In fact, as the single linkage algorithm is based on minimum distances, it tends to form few large clusters with the other clusters containing only one or few objects each, while the other methods tend to avoid single-element clusters. In this first test, expecting the existence of single-element cluster, I decided to apply this method. In the second step, enlarging the sample with new data, I run the Ward’s procedure, to confirm the precedent classification and to test the number of clusters. In this approach the means for all variables are processed and, then, for each case, the squared Euclidean distance to the cluster means is calculated. At each step, the two clusters that merge are those that result in the smallest increase in the overall sum of the squared within-cluster distance. In this case, expecting somewhat equally sized clusters and being the outliers absorbed with the adding of new data, I opted for Ward’s method. After Ward method, the last step of the so-called ‘three-step clustering’ procedure is the K-means method.

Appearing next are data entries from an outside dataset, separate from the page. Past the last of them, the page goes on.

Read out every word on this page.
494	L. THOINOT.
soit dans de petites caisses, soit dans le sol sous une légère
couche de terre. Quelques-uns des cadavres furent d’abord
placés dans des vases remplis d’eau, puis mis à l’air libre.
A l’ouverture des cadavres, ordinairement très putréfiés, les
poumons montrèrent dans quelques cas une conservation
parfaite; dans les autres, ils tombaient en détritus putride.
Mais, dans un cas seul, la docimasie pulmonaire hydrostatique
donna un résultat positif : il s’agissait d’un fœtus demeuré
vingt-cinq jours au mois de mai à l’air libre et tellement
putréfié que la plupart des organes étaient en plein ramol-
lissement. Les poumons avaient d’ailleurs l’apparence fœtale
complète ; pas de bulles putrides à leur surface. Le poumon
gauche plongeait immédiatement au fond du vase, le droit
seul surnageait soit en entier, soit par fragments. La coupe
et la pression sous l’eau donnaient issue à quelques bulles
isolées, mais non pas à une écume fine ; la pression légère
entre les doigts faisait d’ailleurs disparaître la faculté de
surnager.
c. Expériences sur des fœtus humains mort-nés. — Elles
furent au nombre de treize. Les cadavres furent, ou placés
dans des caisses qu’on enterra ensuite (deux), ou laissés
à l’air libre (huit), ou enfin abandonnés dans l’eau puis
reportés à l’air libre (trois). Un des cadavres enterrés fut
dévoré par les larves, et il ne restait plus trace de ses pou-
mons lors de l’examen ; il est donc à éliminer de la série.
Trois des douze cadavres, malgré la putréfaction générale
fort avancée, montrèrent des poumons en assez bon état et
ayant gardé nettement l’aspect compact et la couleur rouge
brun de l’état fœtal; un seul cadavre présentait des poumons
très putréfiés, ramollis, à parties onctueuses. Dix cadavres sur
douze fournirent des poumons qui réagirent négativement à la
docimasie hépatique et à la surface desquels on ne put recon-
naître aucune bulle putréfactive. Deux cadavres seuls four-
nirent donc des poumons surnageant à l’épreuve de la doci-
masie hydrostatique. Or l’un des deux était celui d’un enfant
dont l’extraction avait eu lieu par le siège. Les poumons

This test serve to prove the stability of the clusters previously obtained. The number of clusters (k) is, indeed, provided as an input parameter at the beginning of the analysis. The objective of the k-means is to verify whether there is a change in the clusters centres or not, with a re-assignations of objects between the various groups. If the initial partitioning of the objects in the first step of the k-means procedure is retained, it means that was not possible to reduce the overall within-cluster variation.

This result provides evidences of the clusters stability and reliability.

v. One-way ANOVA: Analysis of variance, or ANOVA, is a linear modelling method employed to evaluate the relationship among fields. It tests whether the mean values vary across certain categories of a certain input. ANOVA test compares the explained variance (caused by the input fields) with the unexplained variance (caused by the error source). If the ratio of explained variance to unexplained variance is high, the means

are statistically different. In my case, I employed the one-way ANOVA test to determine which classifying variables are significantly different between the clusters identified with the Ward’s method. F statistics establish if there is or not a difference between means and whether if any of these mean differences are significant. Using this test, one can understand which variables contribute the most to the solution obtained through HCA.

vi. Tukey post-hoc: also known as Tukey range test or Tukey method is a statistic used in conjunction with ANOVA to find which means are significantly different from each other. In fact, post-hoc are designed for situations in which one has already obtained a significant omnibus F-test and an additional exploration of the differences among means is needed. Tukey post-hoc provides specific information on which means are significantly different from each other. In my case, I employed Tukey post-hoc to evaluate the contribution of the significant variables to each one of the cluster identified.